If a share-based compensation award is modified after the grant date, incremental compensation expense is recognized in an amount equal to the excess of the fair value of the modified award over the fair value of the original award immediately before the modification.  Incremental compensation expense for vested awards is recognized immediately.  For unvested awards, the sum of the incremental compensation expense and the remaining unrecognized compensation expense for the original award on the modification date is recognized over the modified service period.

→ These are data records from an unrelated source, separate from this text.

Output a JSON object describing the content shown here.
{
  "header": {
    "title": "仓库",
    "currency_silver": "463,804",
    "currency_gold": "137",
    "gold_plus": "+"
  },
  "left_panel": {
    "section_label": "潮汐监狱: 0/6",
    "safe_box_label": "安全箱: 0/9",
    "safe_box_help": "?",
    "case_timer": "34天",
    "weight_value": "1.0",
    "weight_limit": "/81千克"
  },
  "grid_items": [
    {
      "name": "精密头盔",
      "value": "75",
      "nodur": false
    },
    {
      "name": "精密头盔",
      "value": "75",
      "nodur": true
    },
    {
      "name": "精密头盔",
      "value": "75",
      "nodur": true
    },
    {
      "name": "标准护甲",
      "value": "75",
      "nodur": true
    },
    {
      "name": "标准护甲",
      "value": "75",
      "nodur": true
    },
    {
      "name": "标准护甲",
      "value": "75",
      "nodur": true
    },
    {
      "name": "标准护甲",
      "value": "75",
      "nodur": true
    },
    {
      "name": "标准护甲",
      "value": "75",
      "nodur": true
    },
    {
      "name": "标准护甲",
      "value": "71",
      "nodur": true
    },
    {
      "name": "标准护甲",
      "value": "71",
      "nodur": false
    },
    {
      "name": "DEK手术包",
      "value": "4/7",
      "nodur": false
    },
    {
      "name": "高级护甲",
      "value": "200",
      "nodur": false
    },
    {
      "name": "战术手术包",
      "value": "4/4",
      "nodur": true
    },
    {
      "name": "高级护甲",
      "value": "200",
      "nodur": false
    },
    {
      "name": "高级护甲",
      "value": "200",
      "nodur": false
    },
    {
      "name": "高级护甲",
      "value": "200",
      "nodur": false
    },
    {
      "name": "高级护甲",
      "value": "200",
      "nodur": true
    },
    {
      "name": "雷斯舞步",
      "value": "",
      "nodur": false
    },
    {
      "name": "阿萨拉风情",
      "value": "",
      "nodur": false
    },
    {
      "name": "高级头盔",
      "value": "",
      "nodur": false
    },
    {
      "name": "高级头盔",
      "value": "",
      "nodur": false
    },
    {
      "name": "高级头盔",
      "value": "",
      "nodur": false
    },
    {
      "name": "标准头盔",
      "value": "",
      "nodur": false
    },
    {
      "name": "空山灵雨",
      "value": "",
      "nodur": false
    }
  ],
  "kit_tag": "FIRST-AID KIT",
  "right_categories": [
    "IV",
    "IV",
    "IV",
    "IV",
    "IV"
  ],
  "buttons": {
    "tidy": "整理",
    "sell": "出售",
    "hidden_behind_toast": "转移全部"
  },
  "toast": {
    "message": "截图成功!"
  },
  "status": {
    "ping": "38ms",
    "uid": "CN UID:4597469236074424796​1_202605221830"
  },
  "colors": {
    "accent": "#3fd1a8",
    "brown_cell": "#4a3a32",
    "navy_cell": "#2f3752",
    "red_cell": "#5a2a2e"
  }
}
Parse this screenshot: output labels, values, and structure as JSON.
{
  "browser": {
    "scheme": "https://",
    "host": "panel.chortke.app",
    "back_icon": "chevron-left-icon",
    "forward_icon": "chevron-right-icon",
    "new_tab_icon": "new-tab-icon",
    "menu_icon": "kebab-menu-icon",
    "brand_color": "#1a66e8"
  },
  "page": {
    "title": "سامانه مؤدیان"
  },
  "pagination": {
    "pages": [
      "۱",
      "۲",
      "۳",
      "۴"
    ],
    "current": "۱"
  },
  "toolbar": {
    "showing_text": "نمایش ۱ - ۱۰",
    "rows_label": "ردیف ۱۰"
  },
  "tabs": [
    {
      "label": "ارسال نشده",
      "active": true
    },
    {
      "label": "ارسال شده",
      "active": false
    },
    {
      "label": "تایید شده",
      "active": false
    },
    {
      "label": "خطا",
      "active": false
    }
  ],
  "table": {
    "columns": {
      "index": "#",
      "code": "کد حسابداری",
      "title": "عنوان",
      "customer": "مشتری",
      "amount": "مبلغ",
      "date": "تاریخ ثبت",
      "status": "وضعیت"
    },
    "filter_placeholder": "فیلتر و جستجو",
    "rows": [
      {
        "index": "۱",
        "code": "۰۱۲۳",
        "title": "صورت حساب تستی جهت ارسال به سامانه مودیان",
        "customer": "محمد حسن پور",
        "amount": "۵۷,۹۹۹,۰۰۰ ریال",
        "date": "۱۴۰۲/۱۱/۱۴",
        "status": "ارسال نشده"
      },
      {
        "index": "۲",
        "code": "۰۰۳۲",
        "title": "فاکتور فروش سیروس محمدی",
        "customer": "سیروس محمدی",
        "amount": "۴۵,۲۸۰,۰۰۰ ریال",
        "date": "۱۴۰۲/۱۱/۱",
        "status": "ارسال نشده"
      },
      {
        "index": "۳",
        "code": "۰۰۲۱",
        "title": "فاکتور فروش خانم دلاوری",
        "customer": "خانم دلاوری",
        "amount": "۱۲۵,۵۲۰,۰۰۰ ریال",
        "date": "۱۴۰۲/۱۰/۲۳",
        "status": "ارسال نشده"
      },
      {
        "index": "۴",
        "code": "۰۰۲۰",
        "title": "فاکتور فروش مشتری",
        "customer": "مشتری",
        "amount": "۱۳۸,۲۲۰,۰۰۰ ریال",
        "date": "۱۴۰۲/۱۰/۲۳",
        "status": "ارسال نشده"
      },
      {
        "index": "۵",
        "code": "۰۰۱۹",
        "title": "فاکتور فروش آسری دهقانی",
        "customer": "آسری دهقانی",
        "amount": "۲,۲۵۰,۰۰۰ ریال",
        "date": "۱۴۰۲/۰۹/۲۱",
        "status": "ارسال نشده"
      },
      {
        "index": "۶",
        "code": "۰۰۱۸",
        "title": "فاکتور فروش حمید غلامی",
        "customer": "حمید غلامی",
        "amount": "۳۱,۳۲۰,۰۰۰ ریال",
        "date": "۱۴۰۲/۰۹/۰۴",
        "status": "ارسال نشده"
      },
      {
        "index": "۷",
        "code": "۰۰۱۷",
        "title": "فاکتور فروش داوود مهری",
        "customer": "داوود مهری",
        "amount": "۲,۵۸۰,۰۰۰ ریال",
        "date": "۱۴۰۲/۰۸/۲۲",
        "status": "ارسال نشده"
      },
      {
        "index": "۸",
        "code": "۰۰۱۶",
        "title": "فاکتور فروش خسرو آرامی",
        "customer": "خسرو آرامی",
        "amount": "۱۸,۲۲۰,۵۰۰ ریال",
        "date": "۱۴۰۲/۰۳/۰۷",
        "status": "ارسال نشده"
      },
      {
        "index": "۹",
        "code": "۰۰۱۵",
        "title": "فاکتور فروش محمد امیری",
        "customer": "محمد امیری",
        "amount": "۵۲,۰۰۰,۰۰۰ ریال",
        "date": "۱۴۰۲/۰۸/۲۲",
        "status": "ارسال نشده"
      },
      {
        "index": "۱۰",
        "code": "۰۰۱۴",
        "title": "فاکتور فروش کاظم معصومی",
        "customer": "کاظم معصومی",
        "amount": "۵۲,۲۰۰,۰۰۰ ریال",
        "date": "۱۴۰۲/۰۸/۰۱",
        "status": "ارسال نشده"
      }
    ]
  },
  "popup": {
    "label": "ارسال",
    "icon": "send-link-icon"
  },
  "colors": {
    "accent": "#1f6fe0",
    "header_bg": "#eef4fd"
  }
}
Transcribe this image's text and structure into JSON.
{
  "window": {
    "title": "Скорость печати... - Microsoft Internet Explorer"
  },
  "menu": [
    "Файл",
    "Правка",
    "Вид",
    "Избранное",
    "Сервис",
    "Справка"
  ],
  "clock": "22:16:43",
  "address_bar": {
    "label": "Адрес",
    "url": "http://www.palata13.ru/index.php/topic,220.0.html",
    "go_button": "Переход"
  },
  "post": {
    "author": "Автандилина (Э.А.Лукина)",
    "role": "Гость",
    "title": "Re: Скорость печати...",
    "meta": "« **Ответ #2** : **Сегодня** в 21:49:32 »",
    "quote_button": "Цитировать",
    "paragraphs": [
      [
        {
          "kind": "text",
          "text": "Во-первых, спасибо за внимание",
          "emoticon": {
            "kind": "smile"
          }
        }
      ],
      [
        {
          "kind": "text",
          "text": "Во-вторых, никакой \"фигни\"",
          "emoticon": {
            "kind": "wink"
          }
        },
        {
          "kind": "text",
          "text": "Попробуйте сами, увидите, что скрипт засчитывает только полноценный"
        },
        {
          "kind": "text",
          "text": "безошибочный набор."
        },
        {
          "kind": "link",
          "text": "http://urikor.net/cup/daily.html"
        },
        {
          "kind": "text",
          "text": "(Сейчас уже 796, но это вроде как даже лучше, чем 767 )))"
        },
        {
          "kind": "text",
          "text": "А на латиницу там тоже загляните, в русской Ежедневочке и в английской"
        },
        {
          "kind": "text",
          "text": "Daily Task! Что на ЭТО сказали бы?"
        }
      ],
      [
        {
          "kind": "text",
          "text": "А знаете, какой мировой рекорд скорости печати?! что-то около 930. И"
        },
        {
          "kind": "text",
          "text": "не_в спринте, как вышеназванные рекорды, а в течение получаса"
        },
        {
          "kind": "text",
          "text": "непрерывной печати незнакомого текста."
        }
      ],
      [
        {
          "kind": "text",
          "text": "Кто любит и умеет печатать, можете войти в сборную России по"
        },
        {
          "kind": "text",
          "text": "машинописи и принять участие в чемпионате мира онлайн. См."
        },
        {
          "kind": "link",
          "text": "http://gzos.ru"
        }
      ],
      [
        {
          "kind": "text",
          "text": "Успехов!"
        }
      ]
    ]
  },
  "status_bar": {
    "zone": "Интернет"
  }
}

Additionally, the Company’s policy is to issue shares of common stock to satisfy exercises of share-based compensation awards.
Income taxes

Income taxes – The Company’s provision for income taxes includes employer tax credits for FICA taxes paid on employee tip income and other employer tax credits are accounted for by the flow-through method.  Deferred income taxes reflect the net tax effects of temporary differences between the carrying amounts of assets and liabilities for financial reporting purposes and the amounts used for income tax purposes.  The Company recognizes (or derecognizes) a tax position taken or expected to be taken in a tax return in the financial statements when it is more likely than not (i.e., a likelihood of more than fifty percent) that the position would be sustained (or not sustained) upon examination by tax authorities.  A recognized tax position is then measured at the largest amount of benefit that is greater than fifty percent likely of being realized upon ultimate settlement.  The Company recognizes, net of tax, interest and estimated penalties related to uncertain tax positions in its provision for income taxes.  See Note 12 for additional information regarding income taxes.
Comprehensive income

Comprehensive income – Comprehensive income includes net income and the effective unrealized portion of the changes in the fair value of the Company’s interest rate swaps. The Company terminated all of its interest rate swaps in 2021.
Net income per share

Net income per share – Basic consolidated net income per share is computed by dividing consolidated net income available to common shareholders by the weighted average number of common shares outstanding for the reporting period.  Diluted consolidated net income per share reflects the potential dilution that could occur if securities, options or other contracts to issue common stock were exercised or converted into common stock and is based upon the weighted average number of common and common equivalent shares outstanding during the reporting period. Common equivalent shares related to nonvested stock awards and units issued by the Company are calculated using the treasury stock method.  The outstanding nonvested stock awards and units issued by the Company represent the only dilutive effects on diluted consolidated net income per share. Prior to the adoption of new accounting guidance for convertible instruments in 2022, the Company’s convertible senior notes and related warrants were calculated using the treasury stock method.  Beginning in 2022, the convertible senior notes and related warrants are calculated using the net share settlement option under the if-converted method.  Because the principal amount of the convertible senior notes will be settled in cash with any excess conversion value settled in cash or shares of common stock, the convertible senior notes have been excluded from the computation of diluted earnings per share because the average market price of the Company’s common stock during the reporting period did not exceed the conversion price of $169.80 as of July 28, 2023. Warrants were excluded from the computation of diluted earnings per share since the warrants’ strike price of $237.73 was greater than the average market price of the Company’s common stock during the period. See Note 13 for additional information regarding net income per share and Note 4 for additional information regarding the Company’s convertible senior notes.